En dépit de vives critiques la loi sur la confiance dans l'économie numérique a été votée en première lecture par l'Assemblée nationale. Elle devrait être examinée par les sénateurs au printemps et être définitivement votée avant l'été. Petite revue des dispositions législatives adoptées en première lecture.
Le CSA, un nouveau régulateur pour Internet
Tout d'abord, dans son article 1 er , la loi fait de la « communication publique en ligne » , un sous-ensemble de la communication audiovisuelle régie par la loi du 30 septembre 1986. Cette disposition, dont la réécriture à été, en vain, demandée par un grand nombre de parlementaires, revient à conférer au CSA (Conseil supérieur de l'audiovisuel) un pouvoir de régulation sur une grande partie de l'Internet français.
Commerce électronique
Concernant le commerce électronique le texte instaure une « responsabilité globale » des marchands en ligne qui devront assurer, de la commande à la livraison, le bon déroulement de l'opération. Ceux-ci seront également tenus de mentionner leur identité sur leur site. Le texte présenté par la ministre de l'Industrie Nicole Fontaine dispose également que la majeure partie des contrats pourront désormais être conclu sous forme électronique. Pour sécuriser au maximum les transactions, celles-ci devront faire l'objet d'un « double clic » .
Le spam sous contrôle
Conformément à la directive européenne, le spam est interdit.
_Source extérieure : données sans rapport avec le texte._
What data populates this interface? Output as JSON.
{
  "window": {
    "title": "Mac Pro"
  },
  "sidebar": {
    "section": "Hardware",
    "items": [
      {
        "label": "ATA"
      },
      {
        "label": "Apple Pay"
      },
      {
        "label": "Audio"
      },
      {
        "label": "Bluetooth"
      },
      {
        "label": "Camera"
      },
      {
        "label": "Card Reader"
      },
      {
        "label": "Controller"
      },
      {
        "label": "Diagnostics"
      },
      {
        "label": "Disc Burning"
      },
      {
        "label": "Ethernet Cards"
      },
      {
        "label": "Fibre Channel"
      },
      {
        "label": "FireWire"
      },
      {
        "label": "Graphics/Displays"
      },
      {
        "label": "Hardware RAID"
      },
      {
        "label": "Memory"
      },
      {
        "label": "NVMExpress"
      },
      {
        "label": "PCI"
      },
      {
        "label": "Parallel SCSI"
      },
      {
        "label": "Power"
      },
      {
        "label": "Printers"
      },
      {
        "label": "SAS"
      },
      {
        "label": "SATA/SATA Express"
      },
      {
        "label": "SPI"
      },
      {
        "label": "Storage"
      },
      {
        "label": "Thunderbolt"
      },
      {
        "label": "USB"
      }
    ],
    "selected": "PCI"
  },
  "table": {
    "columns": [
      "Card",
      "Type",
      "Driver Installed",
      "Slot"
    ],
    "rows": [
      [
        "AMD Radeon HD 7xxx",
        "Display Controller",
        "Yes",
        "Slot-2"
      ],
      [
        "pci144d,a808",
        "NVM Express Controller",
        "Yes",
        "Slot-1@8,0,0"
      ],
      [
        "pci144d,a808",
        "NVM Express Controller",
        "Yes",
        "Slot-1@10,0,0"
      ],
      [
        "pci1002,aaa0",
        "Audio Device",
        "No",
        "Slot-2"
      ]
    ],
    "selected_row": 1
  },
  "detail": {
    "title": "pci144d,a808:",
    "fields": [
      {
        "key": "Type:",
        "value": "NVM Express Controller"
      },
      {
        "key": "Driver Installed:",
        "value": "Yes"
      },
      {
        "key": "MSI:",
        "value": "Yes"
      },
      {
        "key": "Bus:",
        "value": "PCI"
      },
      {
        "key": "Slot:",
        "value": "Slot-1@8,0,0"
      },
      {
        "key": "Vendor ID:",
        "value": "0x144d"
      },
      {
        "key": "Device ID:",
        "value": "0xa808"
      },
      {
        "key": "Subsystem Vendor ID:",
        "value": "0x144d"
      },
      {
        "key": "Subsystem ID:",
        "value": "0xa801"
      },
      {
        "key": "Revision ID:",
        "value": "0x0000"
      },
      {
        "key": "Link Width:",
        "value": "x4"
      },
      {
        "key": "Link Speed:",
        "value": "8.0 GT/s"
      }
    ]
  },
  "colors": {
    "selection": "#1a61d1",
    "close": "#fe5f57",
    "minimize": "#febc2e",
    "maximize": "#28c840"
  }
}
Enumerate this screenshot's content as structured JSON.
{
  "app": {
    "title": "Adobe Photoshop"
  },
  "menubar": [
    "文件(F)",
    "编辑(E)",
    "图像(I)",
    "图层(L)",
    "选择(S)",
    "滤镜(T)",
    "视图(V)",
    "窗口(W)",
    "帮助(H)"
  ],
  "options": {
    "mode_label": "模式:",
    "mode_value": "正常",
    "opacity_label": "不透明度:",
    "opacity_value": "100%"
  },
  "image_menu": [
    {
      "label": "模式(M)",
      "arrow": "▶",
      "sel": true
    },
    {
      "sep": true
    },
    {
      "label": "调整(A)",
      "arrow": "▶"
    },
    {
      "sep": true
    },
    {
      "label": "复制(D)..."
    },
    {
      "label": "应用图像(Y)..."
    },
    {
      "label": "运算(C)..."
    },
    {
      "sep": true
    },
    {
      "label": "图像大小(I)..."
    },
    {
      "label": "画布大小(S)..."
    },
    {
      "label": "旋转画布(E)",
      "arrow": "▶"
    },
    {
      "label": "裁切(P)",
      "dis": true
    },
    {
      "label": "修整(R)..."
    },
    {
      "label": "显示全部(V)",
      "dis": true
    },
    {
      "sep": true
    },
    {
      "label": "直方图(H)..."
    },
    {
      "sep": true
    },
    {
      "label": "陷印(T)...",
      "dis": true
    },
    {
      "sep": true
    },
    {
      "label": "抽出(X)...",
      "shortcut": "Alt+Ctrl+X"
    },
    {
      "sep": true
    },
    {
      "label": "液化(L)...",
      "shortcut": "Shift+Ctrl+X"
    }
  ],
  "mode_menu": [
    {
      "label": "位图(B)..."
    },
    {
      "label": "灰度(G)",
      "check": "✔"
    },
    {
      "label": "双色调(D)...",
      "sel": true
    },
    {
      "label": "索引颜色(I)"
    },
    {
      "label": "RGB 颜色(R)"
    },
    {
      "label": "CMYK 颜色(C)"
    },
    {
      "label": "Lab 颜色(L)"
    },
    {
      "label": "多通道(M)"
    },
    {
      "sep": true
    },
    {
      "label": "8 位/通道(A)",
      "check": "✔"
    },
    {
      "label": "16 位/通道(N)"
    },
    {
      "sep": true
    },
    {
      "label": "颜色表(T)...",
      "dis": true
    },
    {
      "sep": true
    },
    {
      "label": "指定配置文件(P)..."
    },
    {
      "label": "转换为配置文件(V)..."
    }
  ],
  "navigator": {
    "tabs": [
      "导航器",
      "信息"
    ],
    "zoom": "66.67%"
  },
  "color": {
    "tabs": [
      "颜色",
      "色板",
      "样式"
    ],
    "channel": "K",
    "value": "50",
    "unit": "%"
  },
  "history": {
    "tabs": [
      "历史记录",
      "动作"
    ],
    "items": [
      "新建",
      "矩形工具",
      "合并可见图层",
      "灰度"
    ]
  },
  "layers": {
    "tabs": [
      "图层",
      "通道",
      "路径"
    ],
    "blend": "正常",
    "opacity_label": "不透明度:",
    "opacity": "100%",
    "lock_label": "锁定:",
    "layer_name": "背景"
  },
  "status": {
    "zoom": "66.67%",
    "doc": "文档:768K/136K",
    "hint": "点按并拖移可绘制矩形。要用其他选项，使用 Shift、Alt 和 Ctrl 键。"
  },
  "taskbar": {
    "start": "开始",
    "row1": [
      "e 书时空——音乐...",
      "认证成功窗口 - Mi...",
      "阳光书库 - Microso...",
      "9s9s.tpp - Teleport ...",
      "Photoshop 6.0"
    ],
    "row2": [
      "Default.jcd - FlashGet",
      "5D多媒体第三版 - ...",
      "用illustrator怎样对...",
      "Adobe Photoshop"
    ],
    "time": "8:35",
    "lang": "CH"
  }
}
Cette disposition ne concerne cependant que les courriers électroniques à destination des particuliers.
Sécurisation des échanges sur Internet
S'agissant de la sécurisation des échanges sur Internet, le projet de loi ayant pour vocation de rétablir la confiance dans l'économie numérique, le texte confirme la libéralisation totale de la cryptologie initiée par le gouvernement Jospin, sous réserve « d'une simple déclaration auprès de services du Premier ministre » . Dans le cas contraire, les sanctions pour infractions en matière de cryptologie sont renforcées.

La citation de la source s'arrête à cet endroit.